Ketika Laut Jadi Tempat Sampah - Sebagai negara kelautan, jutaan
orang Indonesia pastilah beraktivitas di pinggir dan/atau di atas laut.
Namun banyak di antara kita yang tidak sadar bahwa aktivitas hidup
setiap harinya, baik dari mengendarai/menggunakan kendaraan, sampai
tidak membuang sampah pada tempatnya, atau bahkan membuang puntung rokok
sembarangan, dapat berakibat buruk pada makhluk hidup yang terdapat di
laut. Keberadaan sampah di laut dapat mengakibatkan kecelakaan bahkan
sampai kematian pada biota laut. Polusi juga membuat pantai menjadi
kurang nyaman untuk dikunjungi. Penyelesaian masalah pencemaran laut
membutuhkan partisipasi semua pihak.
Asal sampah laut
Anda mungkin bertanya, bagaimana sampai sampah yang ada di daratan bisa
masuk ke laut. Sederhana saja, lain kali ketika menyusuri jalan,
lihatlah sampah yang bertebaran. Ketika turun hujan, sampah-sampah yang
ada di pinggir jalan dan jalanan umum akan terakumulasi di selokan yang
ada di pinggir jalan. Karena di negara kita umumnya saluran
pembuangannya langsung menuju ke laut, sampah-sampah tersebut kemudian
langsung masuk ke laut. Seperti yang kita ketahui bersama, banyak
penduduk yang masih juga belum dapat meninggalkan kebiasaan lama
membuang sampah langsung ke laut, baik tiap harinya, namun saat kita
berwisata ke pantai.
Penduduk Indonesia yang bermukim di kawasan pesisir hampir pasti
mengunjungi pantai untuk berwisata bahari paling kurang sekali dalam
setahun. Ketika sampai di pantai, bukan hanya pasir pantai yang akan
dilihat di sana, namun juga sampah yang bertebaran.
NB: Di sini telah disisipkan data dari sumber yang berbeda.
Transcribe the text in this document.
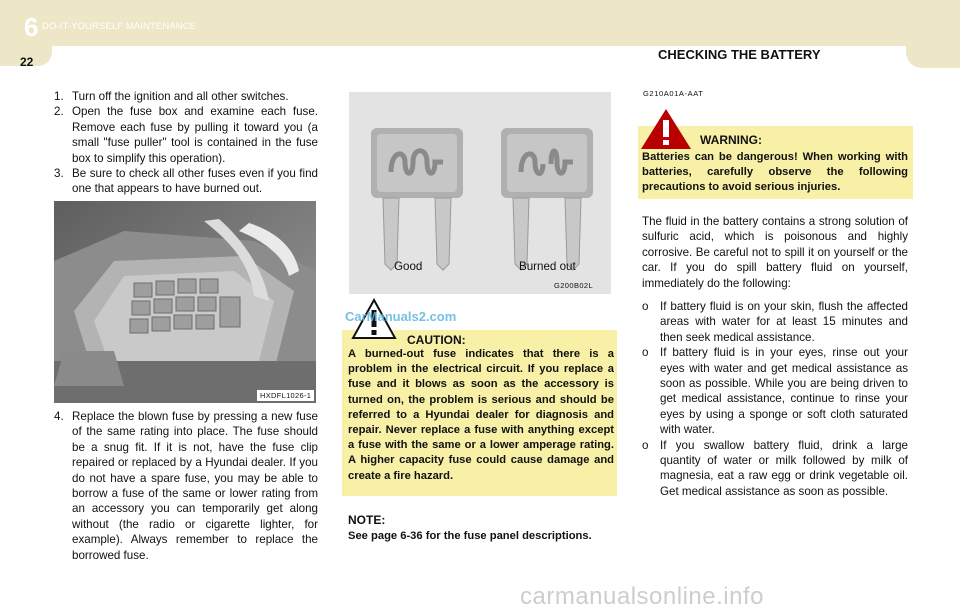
6 DO-IT-YOURSELF MAINTENANCE
22	CHECKING THE BATTERY
1. Turn off the ignition and all other switches.
2. Open the fuse box and examine each fuse. Remove each fuse by pulling it toward you (a small "fuse puller" tool is contained in the fuse box to simplify this operation).
3. Be sure to check all other fuses even if you find one that appears to have burned out.
HXDFL1026-1
4. Replace the blown fuse by pressing a new fuse of the same rating into place. The fuse should be a snug fit. If it is not, have the fuse clip repaired or replaced by a Hyundai dealer. If you do not have a spare fuse, you may be able to borrow a fuse of the same or lower rating from an accessory you can temporarily get along without (the radio or cigarette lighter, for example). Always remember to replace the borrowed fuse.
Good	Burned out
G200B02L
CarManuals2.com
CAUTION:
A burned-out fuse indicates that there is a problem in the electrical circuit. If you replace a fuse and it blows as soon as the accessory is turned on, the problem is serious and should be referred to a Hyundai dealer for diagnosis and repair. Never replace a fuse with anything except a fuse with the same or a lower amperage rating. A higher capacity fuse could cause damage and create a fire hazard.
NOTE:
See page 6-36 for the fuse panel descriptions.
G210A01A-AAT
WARNING:
Batteries can be dangerous! When working with batteries, carefully observe the following precautions to avoid serious injuries.
The fluid in the battery contains a strong solution of sulfuric acid, which is poisonous and highly corrosive. Be careful not to spill it on yourself or the car. If you do spill battery fluid on yourself, immediately do the following:
o If battery fluid is on your skin, flush the affected areas with water for at least 15 minutes and then seek medical assistance.
o If battery fluid is in your eyes, rinse out your eyes with water and get medical assistance as soon as possible. While you are being driven to get medical assistance, continue to rinse your eyes by using a sponge or soft cloth saturated with water.
o If you swallow battery fluid, drink a large quantity of water or milk followed by milk of magnesia, eat a raw egg or drink vegetable oil. Get medical assistance as soon as possible.
carmanualsonline.info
Masih segar di ingatan kita salah satu contoh yang sempat menjadi topik
utama di media cetak maupun elektronik, ketika sampah bertebaran di
pantai Kuta, salah satu tujuan wisata pantai yang paling sering
dikunjungi di Pulau Bali. Menurut seorang petugas Badan Penyelamat
Wisata Tirta Balawisata Kuta, seperti yang dilansir oleh salah satu
media elektronik, sampah-sampah tersebut merupakan sampah “kiriman” dari
laut akibat terbawa arus dan angin musim barat. Bupati Badung AA Gde
Agung bahkan sempat menyatakan dalam salah satu wawancara dengan stasiun
berita Antara pada bulan April yang lalu bahwa sampah kiriman ini bisa
mencapai sekitar 100 truk setiap harinya saat itu. Angka ini memang
masih harus diverifikasi lebih lanjut, namun paling tidak bisa
memberikan gambaran seriusnya masalah penanganan sampah kiriman yang
harus dihadapi pemerintah Bali.
Pada tahun 1975, the National Academy of Sciences di Amerika Serikat
mengeluarkan laporan yang berisi dugaan bahwa kapal-kapal kargo dan
transportasi penumpang membuang 14 milyar pound atau sekitar 6,4 x 10^9
kg sampah ke laut. Sebuah perjanjian internasional untuk Pencegahan
Pencemaran dari Kapal (MARPOL 73/78) ditandatangani dua tahun
sebelumnya, namun baru efektif dilaksanakan oleh negara-negara penanda
tangan pada tahun 1978. Annex V yang khusus mengatur mengenai pencegahan
pencemaran sampah dari kapal efektif berlaku sejak 31 Desember 1988,
dan Indonesia termasuk salah satu negara yang meratifikasi perjanjian
ini. Salah satu isi annex ini melarang dibuangnya segala jenis plastik
di laut. Peraturan tersebut sedikit banyak telah ikut mengurangi jumlah
sampah yang terakumulasi di pantai dan laut. Namun masalah pencemaran
plastik tetap merupakan masalah besar. Salah satu kajian yang dilakukan
pada tahun 2001 menduga terdapat sekitar 334.271 lembar plastik per
mil^2 di pusaran Pasifik Utara Tengah (North Central Pacific Gyre), yang
merupakan sistem eddy alamiah untuk mengumpulkan benda-benda pada satu
titik tertentu. Sekitar 60 hingga 80% sampah di laut diperkirakan
berasal dari daratan.[1] Sampah plastik di laut beresiko menyebabkan
masalah pada 267 spesies biota laut di seluruh dunia, termasuk 86% dari
keseluruhan spesies kura-kura, 44% dari keseluruhan spesies burung laut
dan 43% spesies mamalia laut.
Akibat buruk sampah bagi biota laut dan manusia
Sampah-sampah yang terakumulasi di laut bukan saja dapat berakibat buruk
bagi biota laut, namun juga bagi manusia. Bagi biota laut, sampah
seperti benang pancing, tali rafia dan wadah minuman kaleng berbentuk 6
cincin dari plastik dapat menghambat mobilitas fauna laut yang terjebak
dalam lilitannya. Saat terlilit, fauna laut akan menderita kesulitan
makan, bernapas dan berenang, yang pada akhirnya dapat berakibat fatal.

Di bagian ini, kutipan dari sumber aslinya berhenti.